Cyclopean vision is the illusion of seeing the world through a single virtual eye located in the centre of your forehead. It is only a subjective illusion. The two eyes give slightly different pictures, and viewed objectively, there is no consistency in what you actually see. Numerous optical illusions are evidence for that.
For a quick demonstration, notice that your field of vision is bracketed by a pair of noses. Your nose, viewed through each eye. Now try fixating on just one of those noses. The other disappears.
So if the sensation of selfhood can smash together the differing images from two eyes, then why not two pairs of two eyes, in two different heads? Is it just a matter of achieving fast enough visual data transmission?
Why not several pairs of eyes? In the end Xi Jinping could experience himself looking out of all 1 .3 billion pairs of Chinese eyes.
Though it was the Japanese, in the Showa era, who seemed to make the most progress in that department, as Okinawa and kamikaze planes testify. Plus Hiroshima, although there the process seemed to work in reverse. Perhaps it was the sudden shock of so many people dying at once?
In the days when I used to dabble in transpersonal psychology, which is a polite way of saying: playing with my mind plus somebody else’s, without being quite sure whose was whose, I used to stare into my eyes in a dark mirror, trying to swap my perspective around so I could look out from my virtual eyes into my real eyes. This convinced me that “trans-cyclopean vision” (to coin a term) is indeed a subjective illusion – and a fragile one. A compelling one, but only if you’ve never tried to break it before.
You can also do it with a friend, but make sure you pick someone you can trust. An identical twin should be easy, but there… can you trust even your identical twin? Might they not secretly be your evil twin?
It’s a dangerous thing to do. You might get stuck in your new perspective and have to live out the rest of their life as that other person. On the surface they may look perfectly happy, but inwardly have plenty of reason to be utterly miserable. It happens far more than you might imagine.
I also suspect there are people who lack this fixed-perspective. Maybe they were born without one? Or maybe, as a consequence of childhood abuse, say, they were invited to abandon it?
As to the possibility of such a thing happening, consider this. Our sense of self perishes within us all when we go to sleep. It reappears when we dream, but in a crippled twisted form, with proclivities and powers that are “simply not us” – like being able to levitate. Certain drugs can suppress it, or drastically modify it. It also disappears when we are engaged in some all-absorbing task (we say it “takes us out of ourselves”). Modern neuroscience considers it an epiphenomenon of the DMN (default mode network), and can watch it being suppressed by psilocybin, say.
There’s a correspondence here with mythical beings that notoriously don’t have souls, such as elves, dwarfs and mermaids.
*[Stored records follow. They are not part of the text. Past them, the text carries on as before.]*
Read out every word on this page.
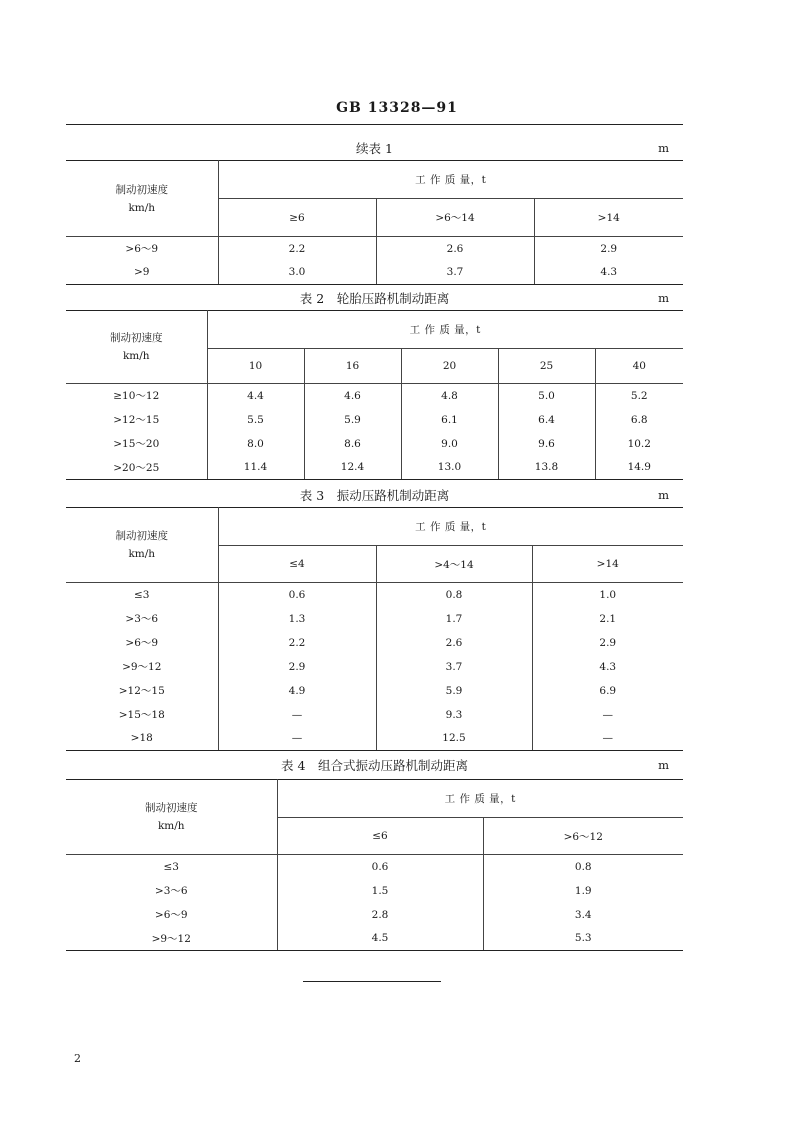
GB 13328—91
续表 1	m
制动初速度
km/h	工 作 质 量，t		
	≥6	>6～14	>14
>6～9	2.2	2.6	2.9
>9	3.0	3.7	4.3
表 2　轮胎压路机制动距离	m
制动初速度
km/h	工 作 质 量，t				
	10	16	20	25	40
≥10～12	4.4	4.6	4.8	5.0	5.2
>12～15	5.5	5.9	6.1	6.4	6.8
>15～20	8.0	8.6	9.0	9.6	10.2
>20～25	11.4	12.4	13.0	13.8	14.9
表 3　振动压路机制动距离	m
制动初速度
km/h	工 作 质 量，t		
	≤4	>4～14	>14
≤3	0.6	0.8	1.0
>3～6	1.3	1.7	2.1
>6～9	2.2	2.6	2.9
>9～12	2.9	3.7	4.3
>12～15	4.9	5.9	6.9
>15～18	—	9.3	—
>18	—	12.5	—
表 4　组合式振动压路机制动距离	m
制动初速度
km/h	工 作 质 量，t	
	≤6	>6～12
≤3	0.6	0.8
>3～6	1.5	1.9
>6～9	2.8	3.4
>9～12	4.5	5.3
2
Likewise witches and vampires – the conceit being that their souls are in hell and their bodies taken over by demons. From this ugly perspective, burning a witch at the stake (plus other hideous cruelties) actually does her a favour, since it liberates her animated corpse from infernal possession.
Suppose we run the risk of being abducted by the secret police and tortured, but we are confident we have a burner body, like having a burner phone – the “Mystical Body of Christ”. Nobody can control us now. It was part of the appeal of early Christianity: while your corruptible body was being munched by lions in the arena, you could join the audience in the stands – and perhaps even enjoy the show.
Why then did fixed-perspective vision (aka a sense of selfhood) evolve, if it makes the individual so vulnerable to coercion? For the same reason as fear itself – to invite one to take more care of oneself and not get into the habit of casually throwing oneself away. Darwinian evolution doesn’t care how a thing is done. Just that it gets done well enough to make having grandchildren more likely.